しかしこの問題は、俺が思っていた以上に根が深く、また様々な事情が複雑に入組み、解決までかなりの時間を要する事になるのだが……この時の俺には、それを知る由も無かった。
「川上君、それじゃあ」
「ああ。また」
ホームルームが終り、仁科と挨拶を交わしてざわめく教室を出る。
するとそこには……あいつが立っていた。
出会った頃の、溢れんばかりの覇気は無く、項垂れながら。
それは……俺が奪った物だ。
「待ってくれ!」
一瞥しただけで行こうとすると、慌てて肩を掴まれる。
やはり俺に用が有るらしい。
こんな教室の直ぐ前で、勘弁して欲しいんだが……。
「行くぞ」
なるべく周囲の注目を集めぬ様、首で特殊教室の方を指し示しながら歩き出す。
「あ、ああ」
それに少しだけ嬉しそうな顔をしながら、智代は後に付いて来た。
どういうつもりだ……?
まあ、粗方予想はつくが……。
だとしたら……俺はどうする?
どうしたらいい?
どうもこうも無い。
答えは一つだ。
他に選択肢なんて存在してはいない。
俺は……俺の道を往くだけだ。
「オーキ……その……」
人気の無い場所まで来て足を止めると、智代が躊躇いがちに口を開き始める。
「すまない……お前にも心配をかけてしまったんだろ……?それなのに私は、お前の気持ちも考えずに無神経な事を言ってしまった……お前が怒るのも無理は無いな……本当にすまないと思っている……」
「……はあ?何言ってんのお前?」
しおらしくシュンとしながら頭を下げた智代に対し、俺は素っ気無く言った。
「何って……一昨日の事だ。お前は、私が危険な事をしたから怒って、あんな事を言ったんだろ?だから、それを謝っているんじゃないか」
「誰がお前の心配なんてするかよ……被害者面してんじゃねえよ」
冷たく言い放つと、智代が信じられないと言った顔で唖然とする。
「……何だそれは?」
「お前は何も解ってねえ……じゃあな」
唇を噛んで身体を震わせながらの詰問を、溜息混じりの棄て台詞で切り捨てると、俺は智代と目を合わす事無く擦れ違い、そのまま階段に向かった。
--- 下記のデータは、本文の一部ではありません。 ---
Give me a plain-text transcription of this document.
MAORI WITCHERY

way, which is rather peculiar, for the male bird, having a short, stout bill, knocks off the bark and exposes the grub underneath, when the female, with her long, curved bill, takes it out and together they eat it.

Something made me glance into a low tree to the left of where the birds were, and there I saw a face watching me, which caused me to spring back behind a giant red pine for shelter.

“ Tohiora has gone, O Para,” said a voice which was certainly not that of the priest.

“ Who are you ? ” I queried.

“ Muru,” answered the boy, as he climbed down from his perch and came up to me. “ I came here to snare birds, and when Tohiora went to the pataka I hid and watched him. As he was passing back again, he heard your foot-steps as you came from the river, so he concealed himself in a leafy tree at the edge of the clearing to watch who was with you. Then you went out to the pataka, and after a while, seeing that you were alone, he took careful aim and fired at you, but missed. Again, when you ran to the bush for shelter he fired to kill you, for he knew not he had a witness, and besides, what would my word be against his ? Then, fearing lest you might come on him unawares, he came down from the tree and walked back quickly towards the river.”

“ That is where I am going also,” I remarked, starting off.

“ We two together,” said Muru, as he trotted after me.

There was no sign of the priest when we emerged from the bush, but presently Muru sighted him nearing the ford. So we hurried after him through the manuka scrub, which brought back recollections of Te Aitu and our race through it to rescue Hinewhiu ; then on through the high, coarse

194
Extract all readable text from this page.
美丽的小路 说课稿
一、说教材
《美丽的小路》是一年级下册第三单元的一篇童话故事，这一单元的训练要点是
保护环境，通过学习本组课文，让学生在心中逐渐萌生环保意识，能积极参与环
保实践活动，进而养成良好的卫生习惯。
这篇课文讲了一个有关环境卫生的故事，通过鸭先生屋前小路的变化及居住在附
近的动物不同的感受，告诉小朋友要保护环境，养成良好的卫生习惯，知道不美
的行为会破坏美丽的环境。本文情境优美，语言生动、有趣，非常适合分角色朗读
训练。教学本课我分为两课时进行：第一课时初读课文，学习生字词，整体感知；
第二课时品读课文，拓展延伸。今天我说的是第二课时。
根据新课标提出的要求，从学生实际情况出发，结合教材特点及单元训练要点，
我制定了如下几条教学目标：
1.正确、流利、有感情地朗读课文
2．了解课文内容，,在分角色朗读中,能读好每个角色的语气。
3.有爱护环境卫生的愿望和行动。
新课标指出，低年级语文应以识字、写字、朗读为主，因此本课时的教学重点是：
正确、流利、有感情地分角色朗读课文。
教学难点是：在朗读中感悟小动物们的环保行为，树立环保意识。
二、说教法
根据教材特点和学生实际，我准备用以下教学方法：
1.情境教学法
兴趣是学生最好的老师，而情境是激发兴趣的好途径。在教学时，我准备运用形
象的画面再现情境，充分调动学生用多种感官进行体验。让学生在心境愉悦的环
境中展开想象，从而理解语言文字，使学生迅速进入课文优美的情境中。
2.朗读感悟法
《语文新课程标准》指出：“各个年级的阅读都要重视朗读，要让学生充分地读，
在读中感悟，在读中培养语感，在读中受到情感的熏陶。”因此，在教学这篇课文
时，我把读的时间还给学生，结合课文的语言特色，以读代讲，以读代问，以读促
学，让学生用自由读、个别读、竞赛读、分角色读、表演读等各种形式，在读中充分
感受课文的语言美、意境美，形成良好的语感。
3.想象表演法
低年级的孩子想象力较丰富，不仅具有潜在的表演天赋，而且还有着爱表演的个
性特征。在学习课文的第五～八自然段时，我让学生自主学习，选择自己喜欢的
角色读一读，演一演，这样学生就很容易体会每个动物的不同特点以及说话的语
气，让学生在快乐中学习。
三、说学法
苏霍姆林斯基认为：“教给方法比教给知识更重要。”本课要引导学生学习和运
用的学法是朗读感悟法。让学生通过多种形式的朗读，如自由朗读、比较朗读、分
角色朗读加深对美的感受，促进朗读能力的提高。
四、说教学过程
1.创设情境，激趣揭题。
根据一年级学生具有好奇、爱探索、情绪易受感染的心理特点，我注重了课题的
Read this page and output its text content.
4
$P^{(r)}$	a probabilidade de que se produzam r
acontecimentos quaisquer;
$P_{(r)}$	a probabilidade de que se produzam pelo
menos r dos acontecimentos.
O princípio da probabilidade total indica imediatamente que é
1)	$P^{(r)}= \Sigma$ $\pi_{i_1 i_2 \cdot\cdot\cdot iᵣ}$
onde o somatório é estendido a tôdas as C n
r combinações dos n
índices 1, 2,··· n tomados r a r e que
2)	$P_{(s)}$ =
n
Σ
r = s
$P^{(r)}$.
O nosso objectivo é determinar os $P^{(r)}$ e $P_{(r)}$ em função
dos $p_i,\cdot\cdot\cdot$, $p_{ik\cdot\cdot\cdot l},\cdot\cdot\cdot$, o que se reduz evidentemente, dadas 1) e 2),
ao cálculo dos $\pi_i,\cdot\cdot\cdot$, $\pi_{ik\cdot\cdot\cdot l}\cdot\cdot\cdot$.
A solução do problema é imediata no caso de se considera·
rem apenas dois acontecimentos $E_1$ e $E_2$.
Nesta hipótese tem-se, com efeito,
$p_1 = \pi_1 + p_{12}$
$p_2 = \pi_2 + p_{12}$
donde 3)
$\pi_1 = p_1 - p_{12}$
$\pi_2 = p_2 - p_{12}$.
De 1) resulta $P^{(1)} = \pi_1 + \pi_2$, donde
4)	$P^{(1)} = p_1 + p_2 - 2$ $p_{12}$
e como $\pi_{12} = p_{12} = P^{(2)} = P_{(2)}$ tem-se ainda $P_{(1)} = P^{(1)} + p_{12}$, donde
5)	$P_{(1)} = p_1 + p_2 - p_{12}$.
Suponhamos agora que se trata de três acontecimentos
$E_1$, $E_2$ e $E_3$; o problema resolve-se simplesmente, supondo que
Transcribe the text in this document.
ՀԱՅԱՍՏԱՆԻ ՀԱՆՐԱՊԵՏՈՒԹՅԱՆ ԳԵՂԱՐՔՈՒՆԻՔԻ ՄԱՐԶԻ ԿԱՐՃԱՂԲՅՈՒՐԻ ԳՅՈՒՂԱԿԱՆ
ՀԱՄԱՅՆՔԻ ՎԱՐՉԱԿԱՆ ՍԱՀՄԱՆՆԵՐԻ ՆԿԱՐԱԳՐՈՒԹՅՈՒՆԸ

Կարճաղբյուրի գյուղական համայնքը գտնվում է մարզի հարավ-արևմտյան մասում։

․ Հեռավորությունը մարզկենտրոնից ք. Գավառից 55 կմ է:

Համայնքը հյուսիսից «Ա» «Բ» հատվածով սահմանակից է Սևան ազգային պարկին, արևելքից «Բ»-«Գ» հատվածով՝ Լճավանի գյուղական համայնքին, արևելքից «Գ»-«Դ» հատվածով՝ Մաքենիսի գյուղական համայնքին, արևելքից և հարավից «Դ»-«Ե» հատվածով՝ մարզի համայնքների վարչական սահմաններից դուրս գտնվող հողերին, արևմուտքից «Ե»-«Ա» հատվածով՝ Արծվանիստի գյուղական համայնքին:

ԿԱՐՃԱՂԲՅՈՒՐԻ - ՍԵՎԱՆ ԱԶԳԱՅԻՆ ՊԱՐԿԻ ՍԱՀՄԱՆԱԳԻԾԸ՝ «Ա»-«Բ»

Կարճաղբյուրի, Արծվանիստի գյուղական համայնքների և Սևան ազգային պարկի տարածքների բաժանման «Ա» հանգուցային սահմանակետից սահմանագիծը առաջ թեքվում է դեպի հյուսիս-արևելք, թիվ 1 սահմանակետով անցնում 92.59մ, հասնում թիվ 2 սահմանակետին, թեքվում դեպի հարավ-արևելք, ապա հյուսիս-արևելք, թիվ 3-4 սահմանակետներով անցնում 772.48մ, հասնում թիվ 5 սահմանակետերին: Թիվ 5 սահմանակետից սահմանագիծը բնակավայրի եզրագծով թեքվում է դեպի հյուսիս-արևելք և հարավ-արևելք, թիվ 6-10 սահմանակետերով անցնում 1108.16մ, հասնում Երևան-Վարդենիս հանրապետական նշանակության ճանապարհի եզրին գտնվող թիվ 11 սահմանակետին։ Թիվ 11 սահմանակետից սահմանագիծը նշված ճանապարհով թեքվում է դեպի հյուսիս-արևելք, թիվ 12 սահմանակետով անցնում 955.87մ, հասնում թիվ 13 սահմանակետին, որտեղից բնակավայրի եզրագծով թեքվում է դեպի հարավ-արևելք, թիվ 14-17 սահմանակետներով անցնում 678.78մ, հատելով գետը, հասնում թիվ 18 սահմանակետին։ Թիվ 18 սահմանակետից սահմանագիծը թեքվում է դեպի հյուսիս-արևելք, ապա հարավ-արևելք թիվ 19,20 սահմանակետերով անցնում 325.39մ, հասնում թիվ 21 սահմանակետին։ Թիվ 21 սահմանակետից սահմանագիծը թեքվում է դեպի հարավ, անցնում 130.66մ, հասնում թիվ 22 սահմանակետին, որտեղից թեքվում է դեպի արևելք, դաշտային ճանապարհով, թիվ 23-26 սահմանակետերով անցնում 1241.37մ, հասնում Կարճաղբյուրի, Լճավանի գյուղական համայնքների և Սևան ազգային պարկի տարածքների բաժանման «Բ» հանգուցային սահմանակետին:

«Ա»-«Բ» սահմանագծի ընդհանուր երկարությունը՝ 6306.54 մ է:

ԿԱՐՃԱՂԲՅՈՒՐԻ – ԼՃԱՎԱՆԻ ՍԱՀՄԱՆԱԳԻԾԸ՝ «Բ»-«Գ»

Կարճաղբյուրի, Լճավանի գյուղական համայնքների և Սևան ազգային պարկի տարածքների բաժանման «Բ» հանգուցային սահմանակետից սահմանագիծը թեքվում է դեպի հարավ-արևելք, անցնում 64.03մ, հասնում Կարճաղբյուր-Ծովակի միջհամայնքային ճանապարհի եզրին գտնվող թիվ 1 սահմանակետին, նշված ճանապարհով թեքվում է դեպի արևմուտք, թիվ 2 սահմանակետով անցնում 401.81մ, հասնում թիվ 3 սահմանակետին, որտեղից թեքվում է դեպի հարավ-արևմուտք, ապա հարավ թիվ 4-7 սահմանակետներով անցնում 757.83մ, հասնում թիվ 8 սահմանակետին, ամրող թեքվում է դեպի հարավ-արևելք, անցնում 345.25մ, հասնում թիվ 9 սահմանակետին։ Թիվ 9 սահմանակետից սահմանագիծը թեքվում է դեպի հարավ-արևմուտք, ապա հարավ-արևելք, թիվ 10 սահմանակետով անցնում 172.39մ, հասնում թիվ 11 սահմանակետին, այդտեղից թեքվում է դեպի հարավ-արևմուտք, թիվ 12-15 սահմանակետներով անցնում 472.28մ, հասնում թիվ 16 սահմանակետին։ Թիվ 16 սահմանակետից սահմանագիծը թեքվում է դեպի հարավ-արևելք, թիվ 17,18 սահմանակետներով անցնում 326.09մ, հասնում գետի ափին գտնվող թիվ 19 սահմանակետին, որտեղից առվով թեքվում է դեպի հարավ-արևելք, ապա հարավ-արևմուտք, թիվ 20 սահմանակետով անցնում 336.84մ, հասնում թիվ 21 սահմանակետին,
あるいはこれで、智代は立ち直れなくなるかもしれない。
生徒会の選挙に出る事も、桜並木を守る事すらも、やめてしまうかもしれない。
それでも……それならそれで構わない。
初めからその程度のヤツだったんだ……。
むしろその方が、多くの友人達に囲まれながら青春を謳歌出来るだろう。
普通の女の子として……。
だからもう、俺には構うな。
俺は子供の頃からずっと、異常で特殊な人間になりたかった。
そして今、実際になろうとしている類の人間だ。
思えば初めから、ベクトルが真逆だったんだ。
普通になりたがっているあいつと、異常に憧れていた俺と。
一点で交わる事は有っても、もう二度と交わる事も、共に歩む事も無い……。
だから……もう……俺の事なんて忘れてくれ。